Seit Anfang des Monats hat sich etwas bei unseren Nachbarn getan. Etwas, dass doch ein wenig zu einem kleinen Aufschrei in einschlägigen Magazinen sowie Gemecker in einschlägigen Kommentaren geführt hat.

Was war passiert?

In Österreich wurden mit Wirkung vom 10.06.2020 einige Straßen, darunter auch und vor allem beliebte Motorradstrecken (Lechtal, Hahntennjoch) für Motorräder mit einem Standgeräusch von mehr als 98 Dezibel für den Motorradverkehr gesperrt. (näheres HIER) Und zwar nur für Motorräder. Nicht für Pkw, nicht für Lkw, sondern eben nur für Motorräder mit einem Standgeräusch größer als 95 dB.

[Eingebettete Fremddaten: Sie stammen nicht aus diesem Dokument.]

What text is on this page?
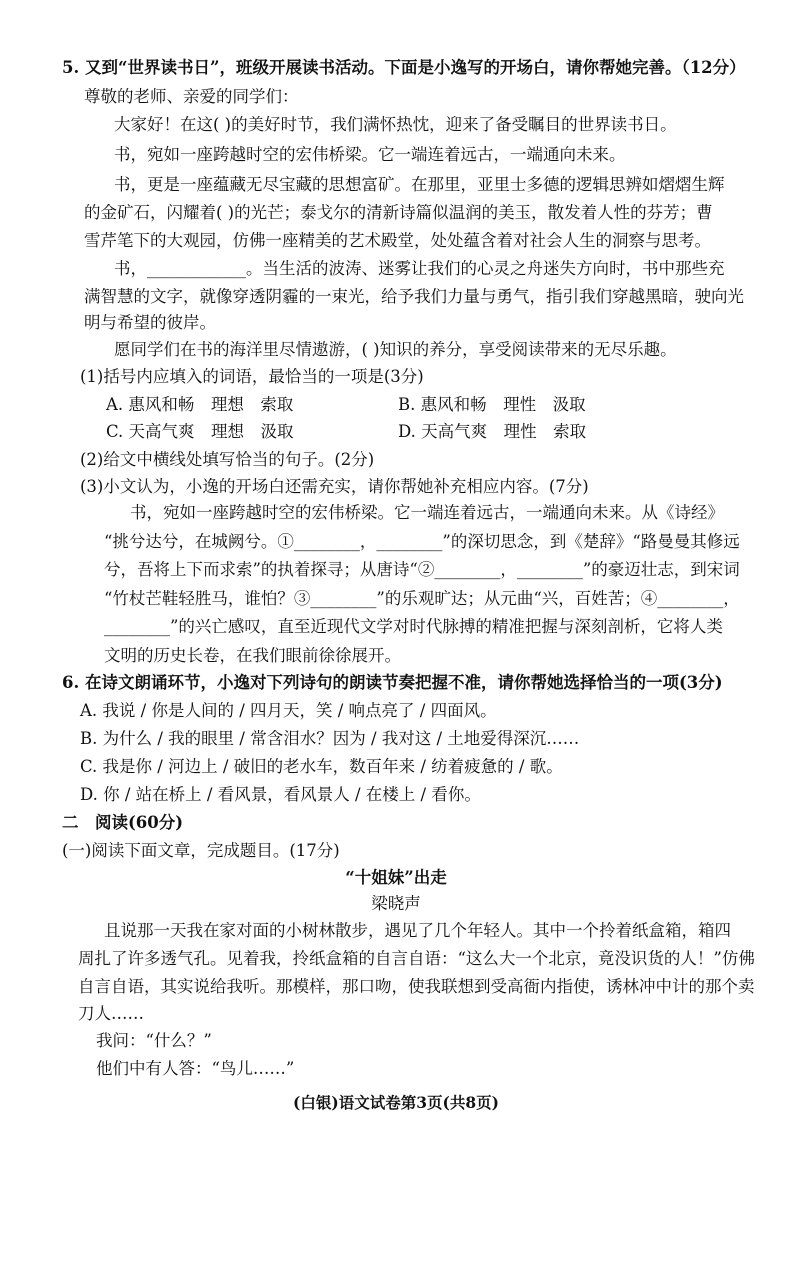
5. 又到“世界读书日”，班级开展读书活动。下面是小逸写的开场白，请你帮她完善。（12分）
尊敬的老师、亲爱的同学们：
大家好！在这( )的美好时节，我们满怀热忱，迎来了备受瞩目的世界读书日。
书，宛如一座跨越时空的宏伟桥梁。它一端连着远古，一端通向未来。
书，更是一座蕴藏无尽宝藏的思想富矿。在那里，亚里士多德的逻辑思辨如熠熠生辉
的金矿石，闪耀着( )的光芒；泰戈尔的清新诗篇似温润的美玉，散发着人性的芬芳；曹
雪芹笔下的大观园，仿佛一座精美的艺术殿堂，处处蕴含着对社会人生的洞察与思考。
书，____________。当生活的波涛、迷雾让我们的心灵之舟迷失方向时，书中那些充
满智慧的文字，就像穿透阴霾的一束光，给予我们力量与勇气，指引我们穿越黑暗，驶向光
明与希望的彼岸。
愿同学们在书的海洋里尽情遨游，( )知识的养分，享受阅读带来的无尽乐趣。
(1)括号内应填入的词语，最恰当的一项是(3分)
A. 惠风和畅　理想　索取	B. 惠风和畅　理性　汲取
C. 天高气爽　理想　汲取	D. 天高气爽　理性　索取
(2)给文中横线处填写恰当的句子。(2分)
(3)小文认为，小逸的开场白还需充实，请你帮她补充相应内容。(7分)
书，宛如一座跨越时空的宏伟桥梁。它一端连着远古，一端通向未来。从《诗经》
“挑兮达兮，在城阙兮。①________，________”的深切思念，到《楚辞》“路曼曼其修远
兮，吾将上下而求索”的执着探寻；从唐诗“②________，________”的豪迈壮志，到宋词
“竹杖芒鞋轻胜马，谁怕？③________”的乐观旷达；从元曲“兴，百姓苦；④________，
________”的兴亡感叹，直至近现代文学对时代脉搏的精准把握与深刻剖析，它将人类
文明的历史长卷，在我们眼前徐徐展开。
6. 在诗文朗诵环节，小逸对下列诗句的朗读节奏把握不准，请你帮她选择恰当的一项(3分)
A. 我说 / 你是人间的 / 四月天，笑 / 响点亮了 / 四面风。
B. 为什么 / 我的眼里 / 常含泪水？因为 / 我对这 / 土地爱得深沉……
C. 我是你 / 河边上 / 破旧的老水车，数百年来 / 纺着疲惫的 / 歌。
D. 你 / 站在桥上 / 看风景，看风景人 / 在楼上 / 看你。
二　阅读(60分)
(一)阅读下面文章，完成题目。(17分)
“十姐妹”出走
梁晓声
且说那一天我在家对面的小树林散步，遇见了几个年轻人。其中一个拎着纸盒箱，箱四
周扎了许多透气孔。见着我，拎纸盒箱的自言自语：“这么大一个北京，竟没识货的人！”仿佛
自言自语，其实说给我听。那模样，那口吻，使我联想到受高衙内指使，诱林冲中计的那个卖
刀人……
我问：“什么？”
他们中有人答：“鸟儿……”
(白银)语文试卷第3页(共8页)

Und dies, weil zum Schutz vor Motorradlärm eben was gemacht werden müsse.

Und das hat eben zu einigen Verstimmungen geführt. Verstimmungen, die ich aber irgendwie nicht so ganz nachvollziehen kann. Eher sogar das Gegenteil, muss ich zugeben.

Da habe ich in einschlägigen Kommentaren schon gehört, dass Motorräder eben „Sound“ brauchen, dass sich einige Motorradfahrer ungerecht behandelt fühlen, dass der hohe Geräuschpegel eben dazugehöre, dass das alles ungerecht sei, wenn man doch ein serienmäßiges Motorrad habe, was eben nur den Wert überschreite und das das Standgeräusch eben nichts mit der Geräuschentwicklung beim Fahren zu tun habe.

Alles schon so gelesen.

Und irgendwie für mich nur mäßig nachvollziehbar.

Tatsache ist doch, dass ich für Anwohner an den entsprechenden Streckenabschnitten durchaus vollstes Verständnis habe. Man darf sich von vorbei donnernden Motorrädern gestört fühlen. Ich hatte selbst schon einen Nachbarn, der jeden Samstag Morgen um 07.00 Uhr seine alte KTM aus der Garage gefahren hat. Und sich erst danach in aller Gemütsruhe fertig angezogen hat. Und in der Zeit ist seine Mühle mit bollerndem Auspuff direkt unter meinem Schlafzimmerfenster gestanden. War nicht angenehm. Und als er seine Mühle in der Kiesgrube irgendwann mal komplett kaltverformt hat und dann endlich mal Ruhe eingekehrt ist, konnte ich samstags dann auch endlich wieder ausschlafen…

Deshalb: Ja, man darf sich durch laute Motorräder gestört fühlen.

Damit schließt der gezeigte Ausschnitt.